Il ricordo del carabiniere ucciso dai nazisti

21 Marzo 2023

Ad Atessa cerimonia in memoria di Fantasia, morto di stenti in un campo di concentramento nel 1943

ATESSA. Una cerimonia sentita e partecipata quella che si è svolta domenica a Montemarcone, in ricordo del carabiniere Giuseppe Fantasia, morto appena 22enne il 7 luglio del 1944 nel campo di concentramento di Dortmund. L’iniziativa è stata organizzata dall’Associazione nazionale carabinieri (Anc) di Atessa con il patrocinio del Comune. Al termine della cerimonia l’Anc ha posto all’interno del Monumento ai caduti, una targa con la scritta: «Carabiniere Giuseppe Fantasia, fatto prigioniero sul fronte albanese, decedeva nel campo di concentramento di Dortmund (Germania), rifiutando ogni forma di collaborazione con i nazisti oppressori. Medaglia d’onore del Presidente della Repubblica concessa il 22 giugno 2022». Sono intervenuti l’ispettore Anc Abruzzo Francesco D’Amelio, il presidente dell’Anc Atessa Giammarco D’Amico, l’ispettore Anc Lazio Pasquale Muggeo, il presidente emerito Anc Atessa Amedeo Orfeo, l’amico d’infanzia di Fantasia Tommaso Cattafesta, il comandante della compagnia di Atessa Alfonso Venturi; la nipote Maria Giuseppina Fantasia e il pronipote Davide Pili, l’assessore regionale Nicola Campitelli, il sindaco di Atessa Giulio Borrelli. Come ricorda Orfeo nel suo intervento, Giuseppe Fantasia nasce ad Atessa il 23 febbraio 1922, in contrada Castelluccio.
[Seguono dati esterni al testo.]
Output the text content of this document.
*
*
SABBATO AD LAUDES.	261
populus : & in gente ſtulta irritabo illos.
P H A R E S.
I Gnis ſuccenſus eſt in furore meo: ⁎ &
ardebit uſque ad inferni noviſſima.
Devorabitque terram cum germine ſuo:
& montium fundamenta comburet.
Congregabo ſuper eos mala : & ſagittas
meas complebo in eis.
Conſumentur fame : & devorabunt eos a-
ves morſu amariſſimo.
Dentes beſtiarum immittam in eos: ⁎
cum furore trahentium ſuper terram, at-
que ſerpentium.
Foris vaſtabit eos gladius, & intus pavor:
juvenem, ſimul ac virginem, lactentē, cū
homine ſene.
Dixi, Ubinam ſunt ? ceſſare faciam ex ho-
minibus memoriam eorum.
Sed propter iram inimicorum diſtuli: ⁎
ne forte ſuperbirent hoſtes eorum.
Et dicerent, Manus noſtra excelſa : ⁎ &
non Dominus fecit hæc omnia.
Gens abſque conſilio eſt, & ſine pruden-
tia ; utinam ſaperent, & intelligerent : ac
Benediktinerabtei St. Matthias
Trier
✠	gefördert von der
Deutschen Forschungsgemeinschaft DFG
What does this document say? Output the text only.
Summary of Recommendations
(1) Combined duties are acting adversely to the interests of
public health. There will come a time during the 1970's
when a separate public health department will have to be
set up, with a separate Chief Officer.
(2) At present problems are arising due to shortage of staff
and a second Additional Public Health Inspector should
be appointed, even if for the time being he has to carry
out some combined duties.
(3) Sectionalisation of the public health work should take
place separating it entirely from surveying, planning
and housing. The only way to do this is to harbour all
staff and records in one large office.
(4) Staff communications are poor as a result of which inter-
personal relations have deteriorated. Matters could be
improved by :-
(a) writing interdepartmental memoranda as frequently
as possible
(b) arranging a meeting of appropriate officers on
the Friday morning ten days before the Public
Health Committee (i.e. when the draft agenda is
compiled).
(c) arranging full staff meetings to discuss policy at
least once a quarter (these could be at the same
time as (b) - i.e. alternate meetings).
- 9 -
Il 19 ottobre 1941 fa ingresso nella legione allievi carabinieri di Roma, come allievo carabiniere ausiliario con la ferma ordinaria di leva per 18 mesi. Il 13 settembre 1942 parte per l’Albania. Dopo l’8 settembre del 1943 è catturato dai tedeschi e condotto in Germania, in un campi di concentramento di Dortmund, dove muore di stenti il 7 luglio 1943. Il suo corpo è sepolto nel cimitero militare italiano d’onore di Francoforte sul Meno. (m.d.n.)